Essential service legislation challenged in Saskatchewan court

Unions claim legislation infringes rights, government says it ensures public safety

Saskatchewan labour legislation preventing certain public sector employees from going on strike if they’re deemed essential is being challenged in constitutional court.

Amendments to the Trade Union Act are also being challenged. The changes ended automatic union certification in cases where a majority of employees sign union cards.

Both pieces of legislation were passed by the Saskatchewan Party government in 2008. The government argues the pieces of legislation protect public safety by ensuring essential services are in place in the event of a strike.

But Saskatchewan Federation of Labour (SFL) president Larry Hubich says the legislation is an infringement on workers’ rights.

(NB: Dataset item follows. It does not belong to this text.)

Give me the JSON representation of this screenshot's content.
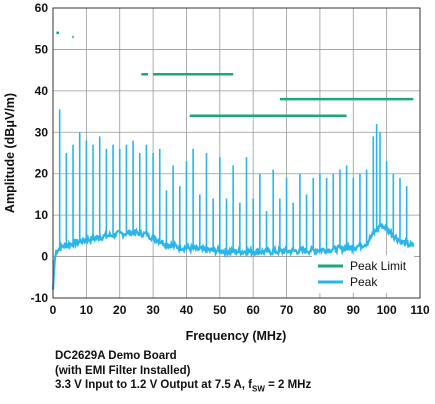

“The ability of people to organize themselves into unions is a matter of human rights, and it is an important part of living in a free and democratic society,” Hubich says. “The Charter of Rights and Freedoms is the highest law in Canada, and it is extremely important that we continue to take our case against the provincial government forward and to defend the Charter right of working people in our province.”

The SFL is one of three unions and 25 additional plaintiffs challenging Bill 5 and Bill 6. Prior to this week’s case, both bills were found to be in violation of the rights of working people in a ruling by the United Nations International Labour Organization.

The two parties will make their arguments over the next two weeks.